The Washington Post's report includes emails Emwazi purportedly wrote after British counterterrorism officials detained him and stopped him from flying to Kuwait.
"I had a job waiting for me and marriage to get started," he wrote in a June 2010 email to Qureshi, the Post reported.
But now "I feel like a prisoner, only not in a cage, in London. A person imprisoned & controlled by security service men, stopping me from living my new life in my birthplace & country, Kuwait," the email said.
CAGE points the finger at British security services, who they say have "systematically engaged in the harassment of young Muslims, rendering their lives impossible and leaving them with no legal avenue to redress their situation."
Only half of the story?
Haras Rafiq, managing director of the Quilliam Foundation, a UK-based counter-extremism think tank, said the advocacy group was pointing the finger in the wrong direction.
It's clear Emwazi had been radicalized before 2010, he said. And, according to Rafiq, intelligence agencies who stopped Emwazi traveling to Tanzania believed there was evidence that he intended to join the extremist group Al-Shabaab in Somalia.

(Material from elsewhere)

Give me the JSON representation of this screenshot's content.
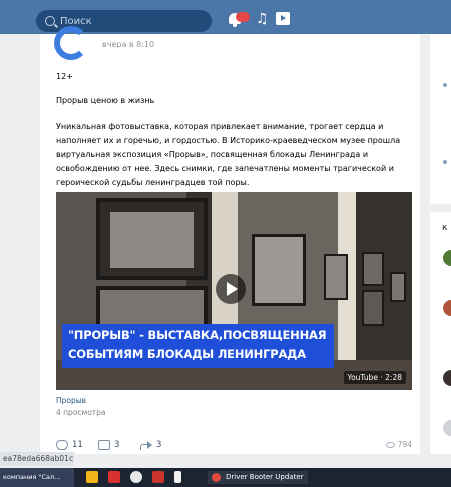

Haras added that it was "very upsetting that an organization like CAGE would spin this in the way that they've done," by blaming intelligence agencies.
Former CIA counterterrorism analyst Philip Mudd told CNN that blaming radicalization on alienation was oversimplifying Emwazi's story.
"We're only seeing half of this story," he said. "The government doesn't spend the resources and take the risk, the legal risk of pulling somebody aside, preventing them from traveling, searching through their luggage, just because somebody looks funny. There is something else going on here in terms of whatever triggered the government to undertake this investigation that we're missing here."
'Notorious celebrity'
The masked, black-clad figure believed to be Jihadi John appeared to be the ISIS militant shown in a video last month demanding a $200 million ransom to spare the lives of two Japanese journalists. A similar figure appeared in at least five previous hostage videos.
U.S. and British officials have previously said they believed they knew who the man was, but weren't disclosing the information publicly.
That could be because Western intelligence agencies believed they had more to gain from keeping quiet, Aki Peritz, a former CIA officer, told CNN last month.
"They can put pressure on his family, put pressure on his friends," he told CNN. "Maybe they have a line to him. Maybe they know who his cousins are who are going to Syria who can identify him. However, if you publicly tell everybody who he is, his real identity, then maybe he'll go to ground and he'll disappear."
The man's reported background gives some clues as to why he might have been recruited, said Sajjan Gohel, director of international security at the Asia Pacific Foundation.
"We know that ISIS recruits a lot of Westerners who are skilled in new media, understanding of the Internet, because they use that as their platform as an oxygen of publicity," he said.
But by not revealing his name for operational reasons, one expert said, officials may have created another problem.
"It created more speculation in the media," he said. "In some ways, the nom de guerre of Jihadi John gave this individual a form of notorious celebrity."